Often when a I write a book, I also have a diary that runs alongside. In fact in some cases, as you may have noticed, the diary becomes the actual story! In this diary I explore my ideas about the story, my hopes, my fears, any problems I am having with the story: maybe the characters are doing their own thing too much, or the plot has a million holes in it. I explore and offload my emotional state with regard to life, writing and the current WIP (work in progress).

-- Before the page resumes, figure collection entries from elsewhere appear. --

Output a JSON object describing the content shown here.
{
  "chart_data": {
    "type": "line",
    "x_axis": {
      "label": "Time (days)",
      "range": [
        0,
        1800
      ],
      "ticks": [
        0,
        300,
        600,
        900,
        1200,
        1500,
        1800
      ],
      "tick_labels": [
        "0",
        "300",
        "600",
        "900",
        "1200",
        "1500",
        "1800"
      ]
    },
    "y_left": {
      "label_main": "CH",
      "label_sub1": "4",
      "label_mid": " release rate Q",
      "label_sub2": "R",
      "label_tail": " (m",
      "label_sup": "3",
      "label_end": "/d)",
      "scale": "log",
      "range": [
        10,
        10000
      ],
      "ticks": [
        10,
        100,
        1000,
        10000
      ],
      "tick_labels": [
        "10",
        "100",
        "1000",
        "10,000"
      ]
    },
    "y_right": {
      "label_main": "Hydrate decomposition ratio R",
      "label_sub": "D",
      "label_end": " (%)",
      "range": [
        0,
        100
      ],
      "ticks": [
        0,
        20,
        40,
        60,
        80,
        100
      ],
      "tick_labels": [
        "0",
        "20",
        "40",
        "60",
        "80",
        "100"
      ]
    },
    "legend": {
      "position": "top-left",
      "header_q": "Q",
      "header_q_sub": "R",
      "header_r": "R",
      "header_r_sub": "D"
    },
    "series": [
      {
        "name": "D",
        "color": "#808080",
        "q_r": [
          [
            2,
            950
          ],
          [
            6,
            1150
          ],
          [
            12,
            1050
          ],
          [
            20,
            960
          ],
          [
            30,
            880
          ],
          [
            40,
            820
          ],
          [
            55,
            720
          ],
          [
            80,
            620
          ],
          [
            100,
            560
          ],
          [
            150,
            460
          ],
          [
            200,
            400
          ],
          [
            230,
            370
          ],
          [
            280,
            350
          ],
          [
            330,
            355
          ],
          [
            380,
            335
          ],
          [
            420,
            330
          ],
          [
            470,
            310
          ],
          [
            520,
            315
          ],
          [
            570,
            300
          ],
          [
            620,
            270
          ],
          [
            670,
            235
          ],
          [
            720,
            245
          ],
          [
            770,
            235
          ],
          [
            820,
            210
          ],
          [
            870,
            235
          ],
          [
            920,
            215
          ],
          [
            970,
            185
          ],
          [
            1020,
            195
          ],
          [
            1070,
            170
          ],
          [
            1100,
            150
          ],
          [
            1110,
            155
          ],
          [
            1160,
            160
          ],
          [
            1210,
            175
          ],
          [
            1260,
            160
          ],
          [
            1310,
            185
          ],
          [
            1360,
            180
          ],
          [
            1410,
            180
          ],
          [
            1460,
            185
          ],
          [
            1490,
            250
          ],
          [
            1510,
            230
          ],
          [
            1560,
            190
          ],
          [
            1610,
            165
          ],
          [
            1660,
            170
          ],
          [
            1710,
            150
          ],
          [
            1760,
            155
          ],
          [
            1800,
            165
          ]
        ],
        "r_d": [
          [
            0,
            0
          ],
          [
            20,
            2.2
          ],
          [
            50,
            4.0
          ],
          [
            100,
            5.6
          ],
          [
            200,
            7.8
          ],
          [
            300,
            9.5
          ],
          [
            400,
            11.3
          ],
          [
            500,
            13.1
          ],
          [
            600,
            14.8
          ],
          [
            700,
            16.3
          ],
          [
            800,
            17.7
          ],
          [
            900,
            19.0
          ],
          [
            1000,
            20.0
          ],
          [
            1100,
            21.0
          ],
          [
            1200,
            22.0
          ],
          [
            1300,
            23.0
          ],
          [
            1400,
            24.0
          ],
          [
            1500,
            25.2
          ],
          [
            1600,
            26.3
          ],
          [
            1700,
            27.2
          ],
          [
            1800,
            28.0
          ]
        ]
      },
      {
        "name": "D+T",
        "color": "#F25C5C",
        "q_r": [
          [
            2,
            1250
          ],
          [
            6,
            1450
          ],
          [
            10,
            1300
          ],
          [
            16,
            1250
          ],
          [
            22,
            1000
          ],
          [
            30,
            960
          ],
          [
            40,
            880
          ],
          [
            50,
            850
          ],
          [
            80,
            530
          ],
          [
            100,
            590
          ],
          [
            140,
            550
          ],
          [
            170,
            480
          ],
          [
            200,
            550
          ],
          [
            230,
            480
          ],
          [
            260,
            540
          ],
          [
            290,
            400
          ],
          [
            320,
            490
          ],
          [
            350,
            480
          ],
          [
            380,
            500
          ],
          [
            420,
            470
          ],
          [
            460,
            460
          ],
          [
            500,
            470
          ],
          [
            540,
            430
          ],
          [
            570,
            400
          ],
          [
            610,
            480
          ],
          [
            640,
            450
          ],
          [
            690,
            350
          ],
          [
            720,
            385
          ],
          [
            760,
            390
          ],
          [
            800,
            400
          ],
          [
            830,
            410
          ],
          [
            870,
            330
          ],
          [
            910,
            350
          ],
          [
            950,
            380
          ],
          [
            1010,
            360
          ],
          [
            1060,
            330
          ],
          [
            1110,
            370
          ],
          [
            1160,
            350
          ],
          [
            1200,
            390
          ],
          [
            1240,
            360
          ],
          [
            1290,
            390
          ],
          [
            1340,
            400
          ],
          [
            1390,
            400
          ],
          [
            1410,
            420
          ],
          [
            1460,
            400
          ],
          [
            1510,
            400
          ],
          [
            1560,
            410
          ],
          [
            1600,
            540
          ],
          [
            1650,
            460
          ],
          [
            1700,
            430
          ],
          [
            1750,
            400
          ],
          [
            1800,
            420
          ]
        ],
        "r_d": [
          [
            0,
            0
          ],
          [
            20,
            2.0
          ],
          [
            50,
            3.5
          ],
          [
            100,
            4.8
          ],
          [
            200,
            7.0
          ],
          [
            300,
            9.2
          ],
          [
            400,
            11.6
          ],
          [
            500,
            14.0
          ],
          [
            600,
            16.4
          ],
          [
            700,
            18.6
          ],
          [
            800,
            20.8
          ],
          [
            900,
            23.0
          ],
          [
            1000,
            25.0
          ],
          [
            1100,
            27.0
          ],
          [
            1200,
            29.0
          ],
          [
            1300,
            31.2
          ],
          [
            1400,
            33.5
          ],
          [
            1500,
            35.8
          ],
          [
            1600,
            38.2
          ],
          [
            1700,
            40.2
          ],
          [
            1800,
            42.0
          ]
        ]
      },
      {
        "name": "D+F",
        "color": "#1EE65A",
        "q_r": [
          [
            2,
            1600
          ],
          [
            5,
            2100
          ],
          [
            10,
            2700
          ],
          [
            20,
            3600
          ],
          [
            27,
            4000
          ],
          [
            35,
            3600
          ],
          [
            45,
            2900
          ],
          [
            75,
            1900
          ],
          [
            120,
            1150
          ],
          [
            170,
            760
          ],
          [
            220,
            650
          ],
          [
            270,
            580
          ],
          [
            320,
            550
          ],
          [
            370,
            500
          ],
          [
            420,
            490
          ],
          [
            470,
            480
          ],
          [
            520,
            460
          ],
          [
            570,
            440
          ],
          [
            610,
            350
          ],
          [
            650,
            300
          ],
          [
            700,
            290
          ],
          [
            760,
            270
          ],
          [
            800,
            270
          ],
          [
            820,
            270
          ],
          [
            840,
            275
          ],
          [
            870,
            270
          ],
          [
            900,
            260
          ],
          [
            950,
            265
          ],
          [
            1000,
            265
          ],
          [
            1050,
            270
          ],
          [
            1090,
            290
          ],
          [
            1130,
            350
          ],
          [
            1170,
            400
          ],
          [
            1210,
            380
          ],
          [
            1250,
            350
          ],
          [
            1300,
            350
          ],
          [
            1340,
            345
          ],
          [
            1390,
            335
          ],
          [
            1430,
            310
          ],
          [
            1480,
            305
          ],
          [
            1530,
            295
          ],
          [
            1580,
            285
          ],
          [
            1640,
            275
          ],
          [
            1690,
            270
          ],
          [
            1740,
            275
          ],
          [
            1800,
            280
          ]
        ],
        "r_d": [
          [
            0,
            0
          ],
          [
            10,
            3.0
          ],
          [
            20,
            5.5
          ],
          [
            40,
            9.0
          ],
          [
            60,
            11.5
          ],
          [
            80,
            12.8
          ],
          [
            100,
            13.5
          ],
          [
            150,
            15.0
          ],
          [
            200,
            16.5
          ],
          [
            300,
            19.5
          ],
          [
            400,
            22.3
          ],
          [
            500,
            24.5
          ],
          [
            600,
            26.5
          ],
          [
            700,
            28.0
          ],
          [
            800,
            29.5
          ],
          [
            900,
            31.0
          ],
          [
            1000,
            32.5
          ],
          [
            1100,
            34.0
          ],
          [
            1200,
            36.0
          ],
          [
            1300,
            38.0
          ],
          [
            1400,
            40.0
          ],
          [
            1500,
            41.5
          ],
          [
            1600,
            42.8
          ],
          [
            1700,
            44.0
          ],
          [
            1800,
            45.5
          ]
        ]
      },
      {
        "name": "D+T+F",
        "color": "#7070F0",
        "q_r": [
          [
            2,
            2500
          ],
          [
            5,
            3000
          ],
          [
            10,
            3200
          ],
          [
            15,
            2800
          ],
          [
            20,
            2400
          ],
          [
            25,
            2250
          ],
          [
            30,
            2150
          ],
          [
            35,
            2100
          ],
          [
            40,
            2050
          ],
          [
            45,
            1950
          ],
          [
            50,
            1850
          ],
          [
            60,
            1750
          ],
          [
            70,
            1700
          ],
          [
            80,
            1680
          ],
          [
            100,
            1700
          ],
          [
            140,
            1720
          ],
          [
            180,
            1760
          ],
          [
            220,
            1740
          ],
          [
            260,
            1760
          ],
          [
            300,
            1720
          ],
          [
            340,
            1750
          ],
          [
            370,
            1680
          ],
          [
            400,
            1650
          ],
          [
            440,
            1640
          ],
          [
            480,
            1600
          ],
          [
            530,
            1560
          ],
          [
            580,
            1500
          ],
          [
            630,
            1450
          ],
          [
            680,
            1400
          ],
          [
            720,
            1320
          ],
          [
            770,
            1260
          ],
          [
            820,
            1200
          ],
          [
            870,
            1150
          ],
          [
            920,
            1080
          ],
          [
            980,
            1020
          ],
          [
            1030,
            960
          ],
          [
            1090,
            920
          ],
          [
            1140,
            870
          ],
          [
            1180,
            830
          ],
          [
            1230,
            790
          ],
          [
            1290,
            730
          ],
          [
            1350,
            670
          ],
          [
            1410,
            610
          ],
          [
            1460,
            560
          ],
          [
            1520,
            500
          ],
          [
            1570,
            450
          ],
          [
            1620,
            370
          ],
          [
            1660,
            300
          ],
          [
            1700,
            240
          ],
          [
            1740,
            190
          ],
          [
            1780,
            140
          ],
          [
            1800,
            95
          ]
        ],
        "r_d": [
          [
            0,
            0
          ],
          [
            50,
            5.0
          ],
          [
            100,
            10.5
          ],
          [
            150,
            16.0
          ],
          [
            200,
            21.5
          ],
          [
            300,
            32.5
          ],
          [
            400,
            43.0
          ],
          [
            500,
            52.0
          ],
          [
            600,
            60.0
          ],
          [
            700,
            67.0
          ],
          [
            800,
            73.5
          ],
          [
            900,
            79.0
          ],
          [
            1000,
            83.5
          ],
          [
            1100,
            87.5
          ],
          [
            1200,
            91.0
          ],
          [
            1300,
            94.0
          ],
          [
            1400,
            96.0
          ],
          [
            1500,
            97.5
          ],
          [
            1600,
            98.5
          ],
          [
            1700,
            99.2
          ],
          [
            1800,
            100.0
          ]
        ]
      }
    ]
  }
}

Here’s an extract from 2009 when I was working on a story I have still so far failed to complete, but which is called Miss Davenport Presents. The action of the story takes place in a club, and Miss Aurora Davenport is the proprietress and a transgender male-to-female woman of towering proportions and savvy business skills. She is having trouble with local businessmen trying to close her place down as it’s getting too much media attention and too much of the area’s revenue. To complicate things further, her close friend brings in his brother to help out with the situation, and he and Aurora have some ‘history’.
(10/04/2009) John is messed up – he doesn’t really want Aurora but he is curious about what it would be like to be with her. Also they have history and a past friendship that draws him. Clearly he is tempted to at least explore his feelings – and his curiosity – a bit further, but then his other brother comes on the scene to further complicate the plot. Now John doesn’t know what to make of his feelings of anger and jealousy, and I don’t know how or where to direct him.
Where to go with this story?? I don’t know if it’s going to go the distance – I just can’t think what I want to say about these people, other than it seemed important to me to present people who lead what some people view as lives of ‘transgressive sexuality’ and to present them in a way which shows them to be tender, profound, and sincere. I want to show deep caring relationships between family members as well as lovers, and I also want to portray the sometimes fluid nature of sexuality. I want to write passionately about passion.
But the whole thing feels very clunky – too many characters. Plus I know I’ve over-explained everything – still it is only a first draft. I worry I’ve forgotten how to write – it’s just not working for me. I know I’ve only written 6000-odd words, so it’s very much early days but it’s been such a struggle. Maybe I’m trying too hard?? And usually I have to write 40,000 or 50,000 words before I know if the story is going to work. My anxiety hot me rather early in this story. I’m thinking, this is the worst crap I’ve written in forever, and where’s the poetry, where’s the soul, where’s the beautiful, beautiful language, the power to persuade and reveal?? Where is it??
(a few weeks later I wrote:) Ooh this might even be starting to come together. I’ve been re-reading my notes for The Ice King (a different, short story) and there would appear to be useful link between the two ideas, just need to think what to amalgamate and what to exclude – use for another story. The rough notes for the disco scene would appear to be particularly relevant.
Still not really any further forward with some of the basic questions I raised earlier but at least I’m not feeling (quite) so miserable about the damn story now.
But what is going to happen to the corporate–executive-thriller that was the background to the story of the Ice King?? So maybe should keep these two ideas very, very separate? Huff. Don’t know what to do. Double huff.
Hmmm.
Still stumped.
The story is still ‘out there’ in the ether, bugging me, prodding me and wanting to be written, but I am still thinking it over. For me, as a pantser, I hate too much planning. I hate too much structure. Structure and planning stifle me. Sometimes I meditate on a story for years, a decade even. I have learned not to push too hard, learned a lot even since I wrote this diary extract in 2009. Now, I try not to worry. I’ve always got loads of ideas in the ‘melting pot’. When it is the right time, I hope I will be ready to write this story.
If you’re interested you can read some of the draft here – by the way, it’s a bit cheeky!: Miss Davenport Presents
***
Great post, Caron. Your comment “I worry I’ve forgotten how to write”, made me smile, I know the feeling only too well. It especially hits if I take more than a few days off writing fiction. I’ve kept a journal for years and it helps to sometimes look back and see the frustrations that an earlier piece of work caused and know that eventually they were worked through. As a fellow pantser I think the problems often arise because I am trying to force the characters to act in a certain way rather than allow them to develop instinctively. Journaling about issues I’m having with characters certainly helps pinpoint the problem, but I find you can’t rush it.
For me it goes in cycles of feeling ridiculously confident to the point of arrogance, followed by the writing blues! I’ve mellowed over the years and learned to ride the waves up and down without too much agonising. Journals are a great help, aren’t they! Plus they have the benefit of saving our long-suffering partners from too much of an ear-bashing!